= Ray Twinney =

Ray Twinney (November 1935 - 24 December 1994) was the mayor of Newmarket, Ontario, Canada from 1979 to 1994. Ray Twinney was married to Thelma and fathered two sons. The Newmarket Recreation Complex, officially opened on November 3, 1985, was renamed The Ray Twinney Recreation Complex after Twinney's death.

According to the Hansard of the Legislative Assembly of Ontario:
"Twinney arrived in Newmarket in 1960, entering politics in East Gwillimbury in 1965. In 1970 Twinney was elected to Newmarket town council as a regional councillor, serving in that capacity until 1978. In 1979 he was elected mayor of Newmarket and has been returned as mayor each successive council term to the present, making him Newmarket's longest-serving mayor to date, a total of over 15 years."

Twinney was a councillor in East Gwillimbury in the late 1960s, and resided in the southwest portion of the township that became part of Newmarket upon the creation of the Regional Municipality of York in 1971.

Being fond of local organized sport, Ray Twinney owned or co-owned and operated many successful local teams, including the Newmarket Ray's Fastball, Legion Ray's Oldtimers Hockey and the Newmarket Flyers Junior Hockey teams.

In 1988 the dream of a professional-class community recreation centre became a reality under his mayoral leadership. Newmarket's recreation complex, designed by local architect, Fraser Milne, was constructed, becoming the venue for many local sporting events, including AHL and OHL hockey."

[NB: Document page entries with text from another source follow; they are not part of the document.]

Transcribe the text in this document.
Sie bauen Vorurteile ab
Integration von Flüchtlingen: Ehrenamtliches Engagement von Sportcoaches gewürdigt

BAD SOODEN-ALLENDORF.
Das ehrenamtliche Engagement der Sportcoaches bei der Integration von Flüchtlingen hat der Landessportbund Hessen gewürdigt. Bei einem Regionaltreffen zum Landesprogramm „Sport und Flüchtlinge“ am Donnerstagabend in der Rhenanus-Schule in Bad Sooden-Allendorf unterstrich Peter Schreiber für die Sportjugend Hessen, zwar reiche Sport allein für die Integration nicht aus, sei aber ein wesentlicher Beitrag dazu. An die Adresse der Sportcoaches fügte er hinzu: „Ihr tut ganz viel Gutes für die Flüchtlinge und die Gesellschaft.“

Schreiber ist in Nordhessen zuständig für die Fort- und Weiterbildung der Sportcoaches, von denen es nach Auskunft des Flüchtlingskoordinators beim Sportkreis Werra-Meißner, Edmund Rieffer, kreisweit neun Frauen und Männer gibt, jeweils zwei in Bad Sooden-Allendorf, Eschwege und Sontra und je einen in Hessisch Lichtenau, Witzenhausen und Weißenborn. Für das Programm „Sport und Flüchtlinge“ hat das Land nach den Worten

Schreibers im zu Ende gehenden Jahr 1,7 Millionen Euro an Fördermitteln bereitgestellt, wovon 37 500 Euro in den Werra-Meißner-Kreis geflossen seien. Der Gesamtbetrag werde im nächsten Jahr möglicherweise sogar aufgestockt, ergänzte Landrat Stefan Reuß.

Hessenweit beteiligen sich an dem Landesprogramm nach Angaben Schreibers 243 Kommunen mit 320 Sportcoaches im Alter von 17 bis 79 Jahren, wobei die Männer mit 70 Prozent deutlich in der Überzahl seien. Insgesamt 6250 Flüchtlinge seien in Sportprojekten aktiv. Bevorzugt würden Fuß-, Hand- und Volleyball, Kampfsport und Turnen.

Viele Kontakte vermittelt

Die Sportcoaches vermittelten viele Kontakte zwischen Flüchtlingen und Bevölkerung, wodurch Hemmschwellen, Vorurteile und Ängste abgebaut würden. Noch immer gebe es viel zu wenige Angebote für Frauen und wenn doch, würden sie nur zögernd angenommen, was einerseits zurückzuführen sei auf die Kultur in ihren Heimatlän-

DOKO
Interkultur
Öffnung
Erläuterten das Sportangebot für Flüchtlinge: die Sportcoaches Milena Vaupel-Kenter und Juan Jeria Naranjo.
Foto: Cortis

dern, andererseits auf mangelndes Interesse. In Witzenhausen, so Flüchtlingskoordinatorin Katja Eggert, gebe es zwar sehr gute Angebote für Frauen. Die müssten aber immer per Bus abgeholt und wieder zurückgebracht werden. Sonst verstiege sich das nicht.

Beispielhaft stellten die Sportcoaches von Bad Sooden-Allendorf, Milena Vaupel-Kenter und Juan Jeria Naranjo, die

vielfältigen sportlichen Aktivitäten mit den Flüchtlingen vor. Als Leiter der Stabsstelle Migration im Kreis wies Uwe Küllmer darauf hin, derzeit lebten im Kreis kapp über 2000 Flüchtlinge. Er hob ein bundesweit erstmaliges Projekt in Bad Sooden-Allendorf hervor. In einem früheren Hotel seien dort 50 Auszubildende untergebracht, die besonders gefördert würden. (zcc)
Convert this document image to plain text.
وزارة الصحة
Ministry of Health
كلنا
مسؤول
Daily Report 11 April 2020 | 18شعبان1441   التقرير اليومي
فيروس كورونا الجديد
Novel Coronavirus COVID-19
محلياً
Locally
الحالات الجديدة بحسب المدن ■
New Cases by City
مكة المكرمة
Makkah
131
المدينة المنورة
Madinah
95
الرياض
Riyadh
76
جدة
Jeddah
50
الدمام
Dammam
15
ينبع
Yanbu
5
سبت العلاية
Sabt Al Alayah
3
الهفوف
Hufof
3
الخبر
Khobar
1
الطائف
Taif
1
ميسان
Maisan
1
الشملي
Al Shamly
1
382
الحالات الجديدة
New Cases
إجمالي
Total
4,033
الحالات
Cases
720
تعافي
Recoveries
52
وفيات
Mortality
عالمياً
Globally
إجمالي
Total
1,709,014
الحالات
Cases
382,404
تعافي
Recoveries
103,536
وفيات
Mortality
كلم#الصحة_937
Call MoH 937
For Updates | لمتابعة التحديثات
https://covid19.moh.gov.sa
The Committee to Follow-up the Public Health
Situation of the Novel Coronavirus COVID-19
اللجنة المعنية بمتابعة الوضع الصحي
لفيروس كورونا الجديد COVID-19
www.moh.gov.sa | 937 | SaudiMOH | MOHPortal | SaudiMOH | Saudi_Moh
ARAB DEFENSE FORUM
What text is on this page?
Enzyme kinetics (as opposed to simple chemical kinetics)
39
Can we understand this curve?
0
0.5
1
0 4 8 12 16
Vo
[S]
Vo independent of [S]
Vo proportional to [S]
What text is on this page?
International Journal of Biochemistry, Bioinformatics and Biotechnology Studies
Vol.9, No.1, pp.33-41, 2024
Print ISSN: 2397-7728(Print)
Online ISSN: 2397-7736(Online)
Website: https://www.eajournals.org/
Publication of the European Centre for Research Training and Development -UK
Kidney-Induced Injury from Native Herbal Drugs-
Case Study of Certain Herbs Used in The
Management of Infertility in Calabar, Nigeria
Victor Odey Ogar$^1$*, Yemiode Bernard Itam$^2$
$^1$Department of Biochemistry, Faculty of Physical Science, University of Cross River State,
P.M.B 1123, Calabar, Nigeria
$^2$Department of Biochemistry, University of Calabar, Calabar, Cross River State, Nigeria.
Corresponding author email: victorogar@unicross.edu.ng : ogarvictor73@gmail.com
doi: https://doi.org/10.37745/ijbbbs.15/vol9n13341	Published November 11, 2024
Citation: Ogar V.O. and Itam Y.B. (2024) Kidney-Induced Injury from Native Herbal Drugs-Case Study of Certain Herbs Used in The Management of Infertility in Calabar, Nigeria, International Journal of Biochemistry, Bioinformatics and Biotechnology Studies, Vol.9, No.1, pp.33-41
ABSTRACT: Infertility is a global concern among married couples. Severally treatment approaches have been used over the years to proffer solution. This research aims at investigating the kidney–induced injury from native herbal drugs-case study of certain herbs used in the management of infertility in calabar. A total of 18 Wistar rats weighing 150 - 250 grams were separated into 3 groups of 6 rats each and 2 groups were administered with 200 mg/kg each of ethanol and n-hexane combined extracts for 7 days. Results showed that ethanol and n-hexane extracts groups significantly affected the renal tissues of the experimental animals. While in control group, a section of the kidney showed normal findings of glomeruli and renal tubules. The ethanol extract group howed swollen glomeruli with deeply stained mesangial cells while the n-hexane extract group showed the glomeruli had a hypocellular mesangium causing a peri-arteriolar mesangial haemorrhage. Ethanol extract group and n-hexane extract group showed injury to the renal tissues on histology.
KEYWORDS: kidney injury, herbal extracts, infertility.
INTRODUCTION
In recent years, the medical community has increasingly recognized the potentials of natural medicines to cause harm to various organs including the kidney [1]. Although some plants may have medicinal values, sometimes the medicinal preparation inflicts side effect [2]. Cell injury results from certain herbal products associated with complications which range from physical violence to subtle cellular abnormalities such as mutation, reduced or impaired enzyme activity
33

Towards the end of Twinney's tenure, questions were raised about some of his business activities in Newmarket, which culminated in a Royal Canadian Mounted Police investigation of them. Grounds were found for laying several charges. However, the trial never took place, as by this time, Twinney had been stricken with terminal cancer. He died shortly afterwards. One of Twinney's sons had also died of cancer that same year.

In 2013 Albert DoCouto pleaded guilty to securities fraud dating back to 2007. Mr DoCouto was once linked to Mayor Twinney after he was charged in May 1993 with breach of trust and offering a secret commission.